Inzwischen hatten sich die Terek-Kosaken in den Dörfern der Kabardiner und Osseten gegen das neue Regime erhoben und rückten in nördlicher Richtung in die Gegend der deutschen Kolonien vor und trieben die vorläufig noch kleinen Abteilungen der Roten vor sich her. Spontan begrüßten die Kolonisten ihren Erfolg. Eines Tages wurde wieder eine Gruppe Roter nicht weit von der Kolonie gemeldet. Die kleine Abteilung Kolonisten rückte wieder aus, um sie zu verjagen. Diesmal wurden sie aber mit Kanonendonner empfangen. Bald stellte es sich heraus, dass sie einem regulären Regiment der Regierungstruppen gegenüberstanden, die ausgesandt worden waren, um diese Gegend endgültig von Konterrevolutionären zu befreien.

Freiheitskämpfer
Freiheitskämpfer

Die Kolonisten erkannten sehr schnell die schreck-liche Gefahr für ihr Dorf und schickten zwei Männer zurück, um die Gemeinde zu warnen und um zum sofortigen Verlassen der Höfe aufzufordern. Die Roten waren ihnen auf den Fersen, als sie im Dorf anlangten, wo inzwischen alle Familien auf Wagen unter Mitnahme nur einiger Wäschestücke verfrachtet waren.

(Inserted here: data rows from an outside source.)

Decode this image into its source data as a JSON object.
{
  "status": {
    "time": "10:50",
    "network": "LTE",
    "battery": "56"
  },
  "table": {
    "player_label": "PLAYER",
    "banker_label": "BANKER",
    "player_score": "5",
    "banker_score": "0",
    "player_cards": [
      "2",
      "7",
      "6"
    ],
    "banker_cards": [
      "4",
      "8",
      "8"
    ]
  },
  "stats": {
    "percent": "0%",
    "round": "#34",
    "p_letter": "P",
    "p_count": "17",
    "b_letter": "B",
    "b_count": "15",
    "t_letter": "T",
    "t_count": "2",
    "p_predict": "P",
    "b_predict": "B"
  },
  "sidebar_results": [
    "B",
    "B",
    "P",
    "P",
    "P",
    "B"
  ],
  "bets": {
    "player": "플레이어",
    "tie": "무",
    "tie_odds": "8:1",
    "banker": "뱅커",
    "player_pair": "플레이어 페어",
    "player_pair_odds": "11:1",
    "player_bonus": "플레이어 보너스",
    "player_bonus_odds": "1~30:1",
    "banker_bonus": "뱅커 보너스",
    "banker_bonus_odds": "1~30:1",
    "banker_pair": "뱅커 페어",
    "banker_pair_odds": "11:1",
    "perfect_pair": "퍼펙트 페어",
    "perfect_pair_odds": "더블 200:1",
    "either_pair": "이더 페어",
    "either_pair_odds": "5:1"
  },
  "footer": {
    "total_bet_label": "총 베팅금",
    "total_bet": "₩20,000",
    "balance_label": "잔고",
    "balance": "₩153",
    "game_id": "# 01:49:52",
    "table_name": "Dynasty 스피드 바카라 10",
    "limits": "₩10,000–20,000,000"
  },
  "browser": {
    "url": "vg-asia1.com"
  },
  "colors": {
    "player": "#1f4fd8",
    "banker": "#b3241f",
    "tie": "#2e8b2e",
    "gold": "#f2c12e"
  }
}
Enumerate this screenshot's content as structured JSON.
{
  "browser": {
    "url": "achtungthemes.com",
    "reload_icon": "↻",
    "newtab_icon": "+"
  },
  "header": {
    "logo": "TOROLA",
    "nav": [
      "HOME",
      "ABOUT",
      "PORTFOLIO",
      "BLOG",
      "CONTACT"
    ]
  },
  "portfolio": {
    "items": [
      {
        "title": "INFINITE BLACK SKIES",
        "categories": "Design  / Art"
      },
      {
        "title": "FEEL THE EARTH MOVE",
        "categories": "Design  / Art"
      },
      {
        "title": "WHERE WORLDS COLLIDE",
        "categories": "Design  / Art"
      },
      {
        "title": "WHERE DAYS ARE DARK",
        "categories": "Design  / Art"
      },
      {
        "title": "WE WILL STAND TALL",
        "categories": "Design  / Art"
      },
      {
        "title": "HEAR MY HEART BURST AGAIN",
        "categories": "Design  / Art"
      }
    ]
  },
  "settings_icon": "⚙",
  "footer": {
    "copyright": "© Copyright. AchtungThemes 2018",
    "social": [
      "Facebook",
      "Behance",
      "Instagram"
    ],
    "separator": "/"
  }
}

Sehr schnell mussten die Einwohner unter Hinterlassung jeder Habe fliehen.

Drei ältere Frauen und ein Greis konnten es nicht über sich bringen, alles aufzugeben und ihre Häuser zu verlassen; sie wurden bei der Wiedereinnahme des Dorfes am nächsten Tag aufgefunden, von Säbeln buchstäblich zerhackt. Nur der Greis durfte eines besseren Todes sterben: er lag mit einem Genickschuss vor seinem Haus.

 

Rote Armee
Rote Armee

Der rettende Weg führte die Kolonisten in Richtung der kaukasischen Berge. Aber die größten Gefahren lauerten auf dem Weg dorthin, denn sie konnten von der „roten“ Kavallerie abgefangen und niedergemacht werden. Da die Fronten des Bürgerkriegs stets fließend waren, geschah das Aufeinandertreffen der „weißen" und der „roten" Truppen nicht an geschlossenen Frontlinien, sondern mal hier, mal da, je nach den Vorstößen der einzelnen Verbände. Ein weiteres Hindernis stellte der wilde, mit tosender Gewalt zu Tal stürzende Gebirgsstrom Terek dar. Mit Pferd und Wagen darüber hinwegzukommen, kam schon einem lebensgefährlichen Wagnis gleich. Andererseits stand dieses Hindernis auch den roten Truppen entgegen. Aber einmal über den Terek gelangt, würde man sich dann schon sicherer fühlen. Eine weitere Hoffnung bestand auch darin, dass die, kaukasischen Bergvölker die roten Revolutionäre ablehnen würden. In die engen Schluchten der Berge, in denen sich die Tschetschenen, Inguschen und Tscherkessen bestens auskannten, wagten sich die Roten nicht hinein.

 


der Weg von Temelhof und Olgino (A und B)
nach Gnadenburg (C)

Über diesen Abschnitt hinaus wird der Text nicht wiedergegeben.